Arizona has some options to help to navigate Peterson’s absence. After suffering for years with a glaring weakness at No. 2 corner, they paid $22.5 million over three years to get Robert Alford, who was released in February by the Falcons. Recall that in 2016 Alford filled in marvelously for top corner Desmond Trufant during Atlanta’s Super Bowl run. His versatility to cover outside or in the slot could be extra crucial, especially these first six weeks, because it allows the Cards to keep No. 33 overall pick Byron Murphy, an off-coverage corner, in one position, if they decide that will best aid the rookie’s learning process.
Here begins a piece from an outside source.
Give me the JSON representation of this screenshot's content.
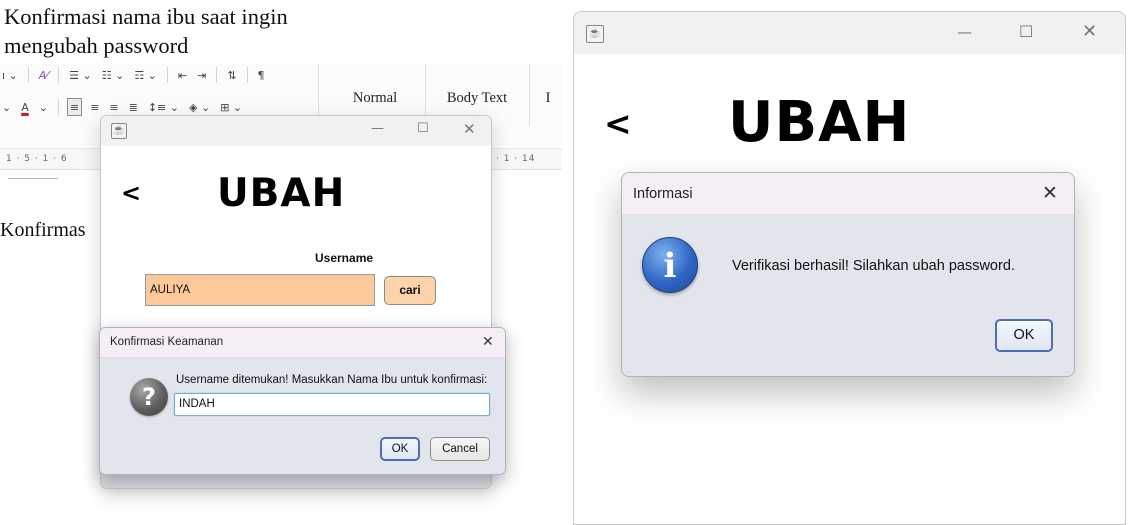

It’s a little unusual for a team to pay notable starter money for a corner and then draft another with the 33rd pick, especially if that team already has a true No. 1 corner. One has to wonder if the Cardinals have known for a while that they might be without Peterson for a period of time this season. Most GMs probably would not make major moves just to cover the team for six games, but in Arizona, GM Steve Keim, who is likely in a make-or-break year, has never invested heavily in cornerback depth before. New head coach Kliff Kingsbury’s defensive coordinator, Vance Joseph, is zone-based but with flexibility to shift to man coverage. He may have to hold off on that until Week 7.